Para cuando Calderón llega al reguetón, el dembow ya ha hecho lo suyo en un incipiente movimiento que crecerá paulatinamente de forma muy particular en Puerto Rico —pero también en lugares como República Dominicana, Cuba o Colombia—, al que se irán añadiendo sonidos propios de las diásporas africanas del Caribe y músicas de todo el continente americano; ritmos autóctonos y apropiaciones coloniales[12] por un lado; y por otro, una potente escena hip hop underground ya ha dado frutos (cfr. Vico C). Tego Calderón llegó a él triangulando sus migraciones: Santurce-Miami-Santurce. Este afropuertorriqueño transforma entonces la migración interinsular en un movimiento de verdad diaspórico que pone en tensión las identidades culturales y políticas. Un negro caribeño en los conciertos de rock de Miami se exilia primero en el hip hop, donde adquiere una problemática identidad doble y enfrentada: afrolatina; y luego en el reguetón de su país, este en relación de colonialidad con Estados Unidos. Calderón regresó a Puerto Rico consciente del peso cultural, social y político de su negritud. Y a su música añadirá no solo la raíz dancehall del reguetón, sino también bomba, salsa y otros ritmos de sonoridad más bien autóctona —afropuertorriqueños—, combinados con influencias urbanas que van del hip hop al jazz, como Wayne Marshall definió ya:
Tego Calderón ha hecho en este sentido un gran estiramiento estilístico, incorporando muchos de los géneros de Puerto Rico que los periodistas dan por sentado que forman parte del ADN del reguetón (p. e., salsa, bomba), sin mencionar la experimentación con el dancehall y el roots reggae, hip hop y blues.[13]
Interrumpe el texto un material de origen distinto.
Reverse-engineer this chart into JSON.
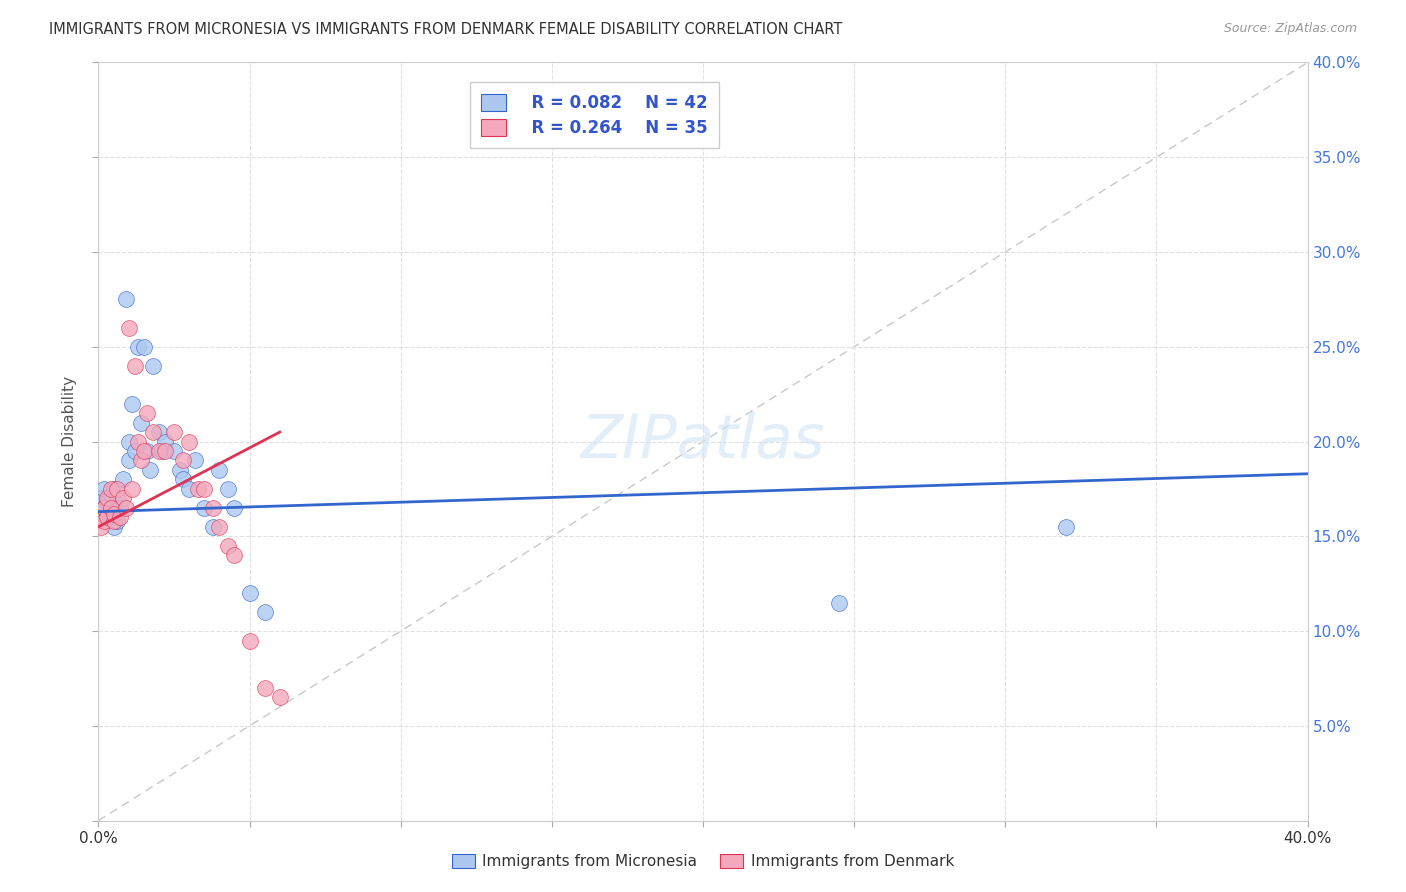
{
  "title": "IMMIGRANTS FROM MICRONESIA VS IMMIGRANTS FROM DENMARK FEMALE DISABILITY CORRELATION CHART",
  "source": "Source: ZipAtlas.com",
  "ylabel": "Female Disability",
  "legend_label1": "Immigrants from Micronesia",
  "legend_label2": "Immigrants from Denmark",
  "legend_r1": "R = 0.082",
  "legend_n1": "N = 42",
  "legend_r2": "R = 0.264",
  "legend_n2": "N = 35",
  "color_micronesia": "#adc8f0",
  "color_denmark": "#f4a8bc",
  "line_color_micronesia": "#3366cc",
  "line_color_denmark": "#dd3355",
  "diagonal_color": "#c8c8c8",
  "background_color": "#ffffff",
  "xlim": [
    0.0,
    0.4
  ],
  "ylim": [
    0.0,
    0.4
  ],
  "xticks": [
    0.0,
    0.05,
    0.1,
    0.15,
    0.2,
    0.25,
    0.3,
    0.35,
    0.4
  ],
  "yticks": [
    0.0,
    0.05,
    0.1,
    0.15,
    0.2,
    0.25,
    0.3,
    0.35,
    0.4
  ],
  "micronesia_x": [
    0.001,
    0.002,
    0.002,
    0.003,
    0.003,
    0.004,
    0.004,
    0.005,
    0.005,
    0.005,
    0.006,
    0.006,
    0.007,
    0.008,
    0.009,
    0.01,
    0.01,
    0.011,
    0.012,
    0.013,
    0.014,
    0.015,
    0.016,
    0.017,
    0.018,
    0.02,
    0.021,
    0.022,
    0.025,
    0.027,
    0.028,
    0.03,
    0.032,
    0.035,
    0.038,
    0.04,
    0.043,
    0.045,
    0.05,
    0.055,
    0.245,
    0.32
  ],
  "micronesia_y": [
    0.17,
    0.165,
    0.175,
    0.16,
    0.168,
    0.162,
    0.172,
    0.155,
    0.165,
    0.175,
    0.158,
    0.17,
    0.165,
    0.18,
    0.275,
    0.19,
    0.2,
    0.22,
    0.195,
    0.25,
    0.21,
    0.25,
    0.195,
    0.185,
    0.24,
    0.205,
    0.195,
    0.2,
    0.195,
    0.185,
    0.18,
    0.175,
    0.19,
    0.165,
    0.155,
    0.185,
    0.175,
    0.165,
    0.12,
    0.11,
    0.115,
    0.155
  ],
  "denmark_x": [
    0.001,
    0.002,
    0.002,
    0.003,
    0.003,
    0.004,
    0.004,
    0.005,
    0.005,
    0.006,
    0.007,
    0.008,
    0.009,
    0.01,
    0.011,
    0.012,
    0.013,
    0.014,
    0.015,
    0.016,
    0.018,
    0.02,
    0.022,
    0.025,
    0.028,
    0.03,
    0.033,
    0.035,
    0.038,
    0.04,
    0.043,
    0.045,
    0.05,
    0.055,
    0.06
  ],
  "denmark_y": [
    0.155,
    0.158,
    0.165,
    0.16,
    0.17,
    0.165,
    0.175,
    0.158,
    0.162,
    0.175,
    0.16,
    0.17,
    0.165,
    0.26,
    0.175,
    0.24,
    0.2,
    0.19,
    0.195,
    0.215,
    0.205,
    0.195,
    0.195,
    0.205,
    0.19,
    0.2,
    0.175,
    0.175,
    0.165,
    0.155,
    0.145,
    0.14,
    0.095,
    0.07,
    0.065
  ],
  "mic_line_x0": 0.0,
  "mic_line_x1": 0.4,
  "mic_line_y0": 0.163,
  "mic_line_y1": 0.183,
  "den_line_x0": 0.0,
  "den_line_x1": 0.06,
  "den_line_y0": 0.155,
  "den_line_y1": 0.205
}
Basta escuchar “Loíza”, de El Abayarde (2002), para sentir la presencia en sus tambores de los tambores de bomba de Loíza. El código callejero de Calderón es urbano y periférico, pero de un modo diferente, uno que incluye a las expresiones tradicionales, autóctonas de la diáspora africana que también están en la calle.
Este aspecto diaspórico-migrante-periférico tiene también en La Sista (Puerto Rico, 1986)[14] una expresión contundente. La Sista tiene, por ejemplo, una canción llamada “Anacaona” (Majestad negroide, 2006): “Anacaona, llegó la Anacaona / Anacaona, yo soy tu Anacaona / Anacaona, llegó la Anacaona / versión africana, soy tu Anacaona […] aquí está tu cimarrona”. Anacaona fue una cacica taína, de La Española (hoy Haití y República Dominicana), gobernante de La Jaragua hasta su asesinato en 1503. Anacaona, además de reinar sobre uno de los primeros territorios conquistados por españoles, recitaba en los areítos, rituales de los naturales de la región. La Sista hunde su raíz, entonces, en las gruesas ramas de su árbol genealógico cultural caribeño, afrocaribeño. La Sista es el Caribe, es la diáspora cimarrona. Y establece su linaje, además, como descendiente de una mujer india taína.
En el artículo “Los circuitos socio-sónicos del reggaetón”, Marshall, Rivera y Pacini Hernández señalan este aspecto diaspórico que articula al reguetón con la música afrodiaspórica y en relación con Estados Unidos: “Existe otro lugar clave en el temprano desarrollo del reggaetón que, aunque rara vez sale a relucir, no sorprenderá a quienes conocen los últimos cien años de historia musical caribeña y afro-diaspórica: Nueva York”. Sin embargo, la definición de diáspora y la amplitud del concepto no quedan claramente expuestas.
Para comprender la jugada diáspora/migración/periferia cito de nuevo a Kim D. Butler:
En ocasiones esta re-orientación de la identidad surge de la comunidad misma. James Clifford ha notado que las personas de pueblos oprimidos que alguna vez concibieron su situación en el contexto de relaciones de poder ‘mayoría-minoría’, ahora reivindican el discurso diaspórico como alternativa.[15]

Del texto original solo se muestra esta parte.